B.Grimm Power will neither use nor disclose the Personal Data to a third party without the data subject’s consent. The Personal Data is disclosed for the purpose(s) the data subject has been informed prior to or at the time of collecting such Personal Data, unless exempted by the PDPA, or statutorily required to disclosure. However, for the purpose of B.Grimm Power’s operations and rendering of services to the data subject, B.Grimm Power may disclose the Personal Data of the data subject, in and outside the country, to the following person:

(1) B.Grimm Power’s subsidiaries;

(2) shareholders or stakeholders;

(3) parties to the contracts, subcontractors, or service providers related to the operation of B.Grimm Power;

(4) any person consented by the data subject to use or be disclosed the data subject’s Personal Data;

(5) person or government agency according to the law, or by the court order, or any other competent authority.

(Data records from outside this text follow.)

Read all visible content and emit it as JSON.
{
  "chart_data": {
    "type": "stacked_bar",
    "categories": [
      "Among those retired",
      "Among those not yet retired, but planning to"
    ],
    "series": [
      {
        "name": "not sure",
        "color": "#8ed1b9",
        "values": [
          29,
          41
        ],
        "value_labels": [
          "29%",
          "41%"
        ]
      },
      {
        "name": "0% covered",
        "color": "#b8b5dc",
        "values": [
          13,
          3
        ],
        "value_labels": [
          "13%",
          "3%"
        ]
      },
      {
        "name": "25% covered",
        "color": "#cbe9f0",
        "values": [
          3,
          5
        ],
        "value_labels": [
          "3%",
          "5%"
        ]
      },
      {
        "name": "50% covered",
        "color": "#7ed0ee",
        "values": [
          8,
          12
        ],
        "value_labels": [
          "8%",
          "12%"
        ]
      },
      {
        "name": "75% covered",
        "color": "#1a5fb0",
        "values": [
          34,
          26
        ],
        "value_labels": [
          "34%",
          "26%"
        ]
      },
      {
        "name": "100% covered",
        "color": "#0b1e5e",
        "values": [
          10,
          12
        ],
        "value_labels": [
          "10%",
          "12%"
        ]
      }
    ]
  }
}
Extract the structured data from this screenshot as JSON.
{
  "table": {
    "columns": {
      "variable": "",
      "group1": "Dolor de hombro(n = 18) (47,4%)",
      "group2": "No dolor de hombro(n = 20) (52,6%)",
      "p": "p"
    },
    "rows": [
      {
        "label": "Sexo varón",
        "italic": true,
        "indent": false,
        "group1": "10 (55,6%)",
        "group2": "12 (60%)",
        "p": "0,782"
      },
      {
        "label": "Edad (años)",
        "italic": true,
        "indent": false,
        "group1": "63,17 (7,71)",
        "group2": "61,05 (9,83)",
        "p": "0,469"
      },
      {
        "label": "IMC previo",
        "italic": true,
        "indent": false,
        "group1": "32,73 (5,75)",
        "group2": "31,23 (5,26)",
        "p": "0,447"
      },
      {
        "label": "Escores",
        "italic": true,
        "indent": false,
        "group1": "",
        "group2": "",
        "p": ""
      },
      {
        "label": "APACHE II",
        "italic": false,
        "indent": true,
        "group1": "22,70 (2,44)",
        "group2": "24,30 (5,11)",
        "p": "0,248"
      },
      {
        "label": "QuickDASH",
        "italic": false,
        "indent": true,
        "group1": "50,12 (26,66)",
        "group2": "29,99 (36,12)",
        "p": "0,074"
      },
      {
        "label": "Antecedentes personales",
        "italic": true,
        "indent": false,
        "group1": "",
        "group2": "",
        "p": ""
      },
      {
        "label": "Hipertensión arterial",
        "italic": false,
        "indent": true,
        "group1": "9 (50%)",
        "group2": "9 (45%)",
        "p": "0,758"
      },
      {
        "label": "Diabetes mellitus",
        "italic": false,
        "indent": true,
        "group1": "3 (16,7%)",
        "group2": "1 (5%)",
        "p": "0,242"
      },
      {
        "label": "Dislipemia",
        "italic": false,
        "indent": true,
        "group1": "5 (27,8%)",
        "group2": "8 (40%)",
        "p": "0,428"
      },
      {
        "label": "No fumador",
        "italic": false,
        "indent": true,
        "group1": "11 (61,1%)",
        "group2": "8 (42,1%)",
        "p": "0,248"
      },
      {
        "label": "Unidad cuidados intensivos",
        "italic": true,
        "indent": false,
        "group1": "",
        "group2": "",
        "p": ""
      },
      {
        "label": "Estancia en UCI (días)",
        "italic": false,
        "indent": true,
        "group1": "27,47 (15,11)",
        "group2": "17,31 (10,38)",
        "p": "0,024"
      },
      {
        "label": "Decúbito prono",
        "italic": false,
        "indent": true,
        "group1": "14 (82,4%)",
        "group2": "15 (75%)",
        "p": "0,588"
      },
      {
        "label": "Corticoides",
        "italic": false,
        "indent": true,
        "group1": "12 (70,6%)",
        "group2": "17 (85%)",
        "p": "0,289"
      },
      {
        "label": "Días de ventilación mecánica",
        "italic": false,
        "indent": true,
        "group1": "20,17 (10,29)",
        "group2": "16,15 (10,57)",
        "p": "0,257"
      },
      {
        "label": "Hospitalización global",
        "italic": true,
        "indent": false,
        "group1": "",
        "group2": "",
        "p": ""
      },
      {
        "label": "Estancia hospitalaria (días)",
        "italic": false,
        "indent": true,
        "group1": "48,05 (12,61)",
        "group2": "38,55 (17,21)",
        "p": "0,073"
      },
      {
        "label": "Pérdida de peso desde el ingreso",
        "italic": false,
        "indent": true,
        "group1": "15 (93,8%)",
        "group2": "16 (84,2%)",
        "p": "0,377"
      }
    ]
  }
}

In addition, B.Grimm Power procures that the abovementioned person treats the Personal Data as confidential and will not use it for any other purposes than stipulated herein.

9. Security Measures

B.Grimm Power establishes the Personal Data collection, use or disclosure measures, as well as the security measures, which are in accordance with the PDPA, related regulations and guidelines, with which B.Grimm Power’s employees and other related person have to comply so that the protection of Personal Data is efficient and of security standard required by laws. The standard of security measures is the compliance to the Personal Data Protection Act, regulations, rules, laws, and practices on the protection of data for B.Grimm Power employees and related persons. In order to provide an effective and safe protection of personal data in accordance with the legal standards.

10. Retention Period of Personal Data

B.Grimm Power will retain the Personal Data only for the necessary duration, and will collect, use and disclose the Personal Data, as defined in this Policy, in accordance with the duration criteria, namely the period during which the data subject is still related to B.Grimm Power, and may still retain the Personal Data within 10 years from the date on which the data subject terminates the relationship with B.Grimm Power accordance with policies and the internal regulations of B.Grimm Power.

B.Grimm Power will delete, destroy, or destruct the personal data after the expiration of the period of time.

11. Data Subject Rights

The data subject has the following rights under the laws:

(1) The right to access, request a copy, or request of disclosure on unconsented data;

(2) The right to correct the Personal Data;

(3) The right to request for deletion, destroying, or anonymization of the Personal Data;

(4) The right to withdraw the consent;

(5) The right to obtain or transfer the Personal Data;

(6) The right to request the suspension of the use of Personal Data;

(7) The right to object to the collection, use, or disclosure of the Personal Data;

(8) The right to complain to official or the regulatory authority for the protection of the Personal Data.

The request of any rights shall neither affect the processing of Personal Data for which the data subject has lawfully consented, nor violate any statutory requirements to be complied by B.Grimm Power.

12. Contact Information

In case the data subject has any questions about the Personal Data Protection Policy, or wish to exercise the rights as specified in Article 11, please contact us:

• E-mail: dpo@bgrimmpower.com

13. Review and Update of Personal Data Protection Policy

B.Grimm Power may review and update the Personal Data Protection Policy for the purpose of compliance with the applicable laws and regulations, and any comments or suggestions from any agencies, including personal data protection practices, and for the development of B.Grimm Power’s Personal Data protection procedures, which should be in accordance with the change of operations and technology so as to provide effective security measures. In this respect, B.Grimm Power will announce any changes in advance.

This Policy is effective from 25 March 2021 onwards.